Comme Corrège aurait dit: "Et moi aussi je suis peintre", Artaud semble déclarer "Van Gogh c'est moi", et il écrit un oratorio.

La peinture de Van Gogh n'est pas celle d'un fou et Van Gogh ne peint pas la folie. L'écriture d'Artaud n'est pas celle d'un fou, mais souvent il peint, il représente l' aliénation mentale, et dans son "Van Gogh" il défend la folie en la situant. Ce sont les autres qui font de vous un fou. Plus précisément, le génie est une contestation radicale de la société, laquelle est injuste et criminelle. Extra-lucide, ennemi des institutions, le génie est taxé de folie, persécuté; aussi "la conscience malade a un intérêt capital à cette heure à ne pas sortir de sa maladie" et "l'aliéné authentique est un homme qui a préféré devenir fou, dans le sens où socialement on l'entend, que de forfaire à une certaine idée supérieure de l' honneur humain". Les psychiâtres érotomanes notoires, représentent la société et poussent les internés au crime; ils les "suicident".

Ces thèses, qui constituent l'ouverture du livre d’Artaud, ne se constituent pas en un réquisitoire organisé : en un déferlement de vagues cosmiques, Artaud fait toute la lumière sur les ténèbres dans lesquelles nous vivons. Et c'est bien la force toute-puissante avec laquelle Van Gogh a frappé (comme d'inanité) le monde inerte pour en tirer des feux d'artifice qu'Artaud va peindre avec un grand bonheur d'expression (qui consiste non pas en le mot juste, mais en le mot ailleurs, expressif, le mot à côté de la chose comme le couteau à côté de l'assiette): "...corbeaux noirs avec au-dessous une espèce de plaine livide peut-être, vide en tout cas, où la couleur lie-de-vin s'affronte éperdument avec le jaune sable des blés".

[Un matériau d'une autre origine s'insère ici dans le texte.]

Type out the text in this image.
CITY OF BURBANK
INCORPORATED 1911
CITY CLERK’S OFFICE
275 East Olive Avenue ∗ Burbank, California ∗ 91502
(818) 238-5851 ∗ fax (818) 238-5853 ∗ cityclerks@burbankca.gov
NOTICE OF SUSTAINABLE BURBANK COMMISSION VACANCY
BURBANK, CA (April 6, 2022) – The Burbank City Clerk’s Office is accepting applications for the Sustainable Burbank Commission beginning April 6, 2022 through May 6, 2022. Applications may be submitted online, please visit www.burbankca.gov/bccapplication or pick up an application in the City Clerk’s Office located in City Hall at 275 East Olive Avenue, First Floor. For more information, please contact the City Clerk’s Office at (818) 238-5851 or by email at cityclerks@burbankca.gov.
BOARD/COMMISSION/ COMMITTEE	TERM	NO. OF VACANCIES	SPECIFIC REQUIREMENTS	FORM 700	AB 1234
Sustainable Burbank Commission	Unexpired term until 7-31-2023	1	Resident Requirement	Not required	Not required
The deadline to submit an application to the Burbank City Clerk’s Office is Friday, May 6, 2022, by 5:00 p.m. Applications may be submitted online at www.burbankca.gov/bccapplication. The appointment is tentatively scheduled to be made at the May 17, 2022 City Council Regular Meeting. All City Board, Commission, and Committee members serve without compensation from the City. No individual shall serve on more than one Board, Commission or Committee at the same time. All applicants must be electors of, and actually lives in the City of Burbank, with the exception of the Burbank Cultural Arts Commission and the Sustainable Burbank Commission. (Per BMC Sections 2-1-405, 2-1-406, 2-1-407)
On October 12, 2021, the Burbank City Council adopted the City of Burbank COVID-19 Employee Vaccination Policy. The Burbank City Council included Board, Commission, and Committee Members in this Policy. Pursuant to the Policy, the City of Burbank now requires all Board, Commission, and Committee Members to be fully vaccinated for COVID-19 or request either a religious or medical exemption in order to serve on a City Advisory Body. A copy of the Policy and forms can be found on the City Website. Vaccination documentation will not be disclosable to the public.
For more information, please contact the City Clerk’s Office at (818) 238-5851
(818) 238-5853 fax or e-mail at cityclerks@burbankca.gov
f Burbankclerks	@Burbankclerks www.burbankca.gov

Cependant Artaud refuse ce bonheur, comme du début à la fin du poème il répète que Van Gogh est le plus grand de tous les peintres parce qu'il n'est pas peintre. Van Gogh, "c'est la réalité elle-même, le mythe de la réalité même...", que sa peinture fait "sonner" avec son "timbre supra-humain". C'est "un pauvre ignare appliqué à ne pas se tromper". C'est un boucher qui creuse le monde pour tracer sa route, un illuminé qui "entasse des corps", et à cet entassement correspond une formidable accumulation de traits cadencés par lesquels Artaud avance dans son discours.

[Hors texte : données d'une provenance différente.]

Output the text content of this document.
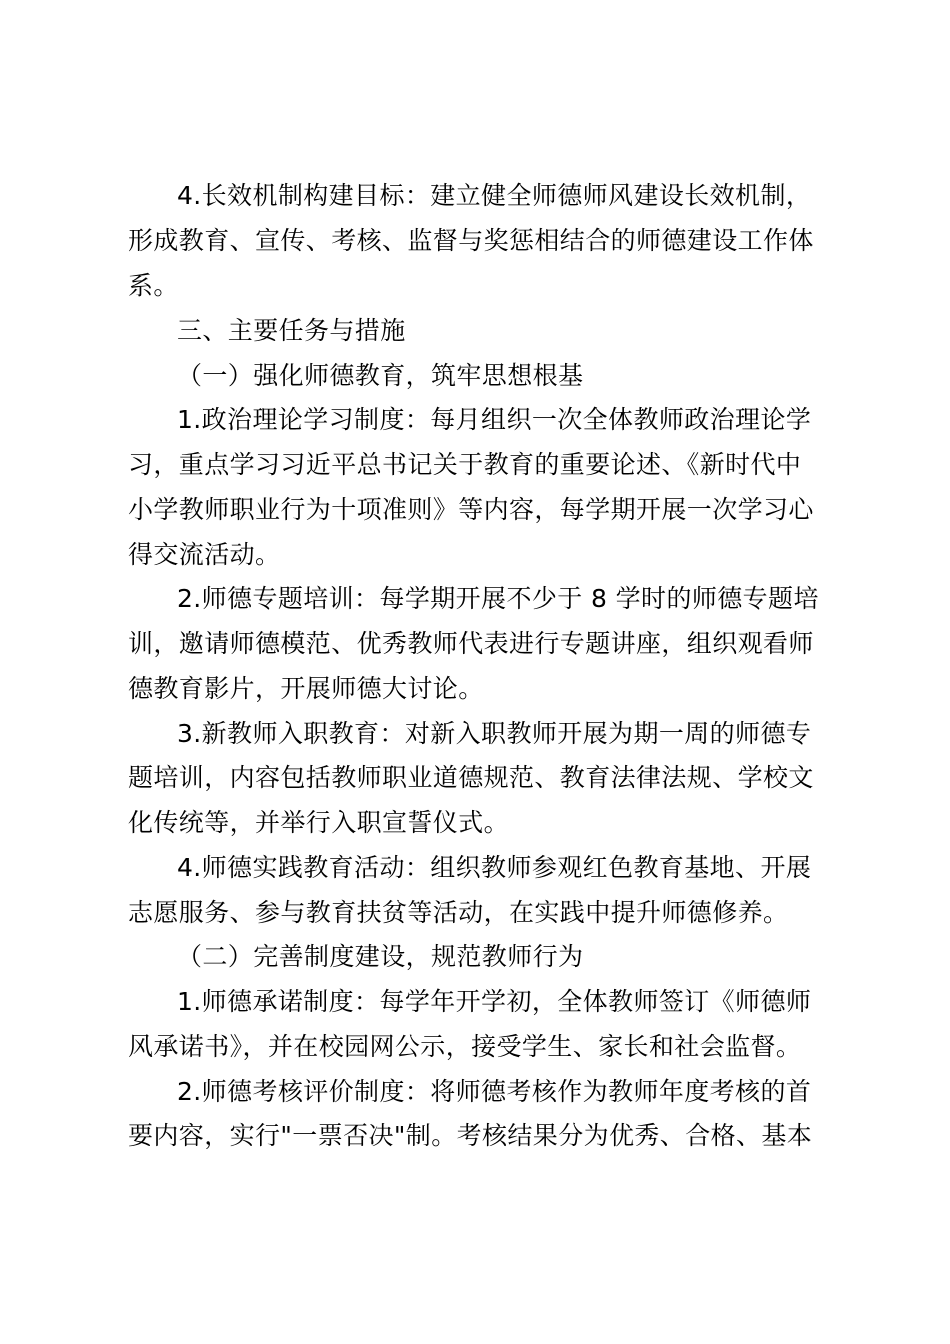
4.长效机制构建目标：建立健全师德师风建设长效机制，
形成教育、宣传、考核、监督与奖惩相结合的师德建设工作体
系。
三、主要任务与措施
（一）强化师德教育，筑牢思想根基
1.政治理论学习制度：每月组织一次全体教师政治理论学
习，重点学习习近平总书记关于教育的重要论述、《新时代中
小学教师职业行为十项准则》等内容，每学期开展一次学习心
得交流活动。
2.师德专题培训：每学期开展不少于 8 学时的师德专题培
训，邀请师德模范、优秀教师代表进行专题讲座，组织观看师
德教育影片，开展师德大讨论。
3.新教师入职教育：对新入职教师开展为期一周的师德专
题培训，内容包括教师职业道德规范、教育法律法规、学校文
化传统等，并举行入职宣誓仪式。
4.师德实践教育活动：组织教师参观红色教育基地、开展
志愿服务、参与教育扶贫等活动，在实践中提升师德修养。
（二）完善制度建设，规范教师行为
1.师德承诺制度：每学年开学初，全体教师签订《师德师
风承诺书》，并在校园网公示，接受学生、家长和社会监督。
2.师德考核评价制度：将师德考核作为教师年度考核的首
要内容，实行"一票否决"制。考核结果分为优秀、合格、基本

Pour Artaud, la violence de Van Gogh est la réponse à l'obscénité haineuse du monde et des psychiatres: sa folie, une réponse de l' âme à l' imbécillité universelle (notamment celle de son frère Théo) qui lui souffle "Vous délirez". Et Van Gogh s'est tué parce qu'il ne pouvait tuer le psychiatre, le docteur Gachet; il s'est tué parce qu'il ne pouvait plus supporter ce "délire" qu'on attachait à ses pas.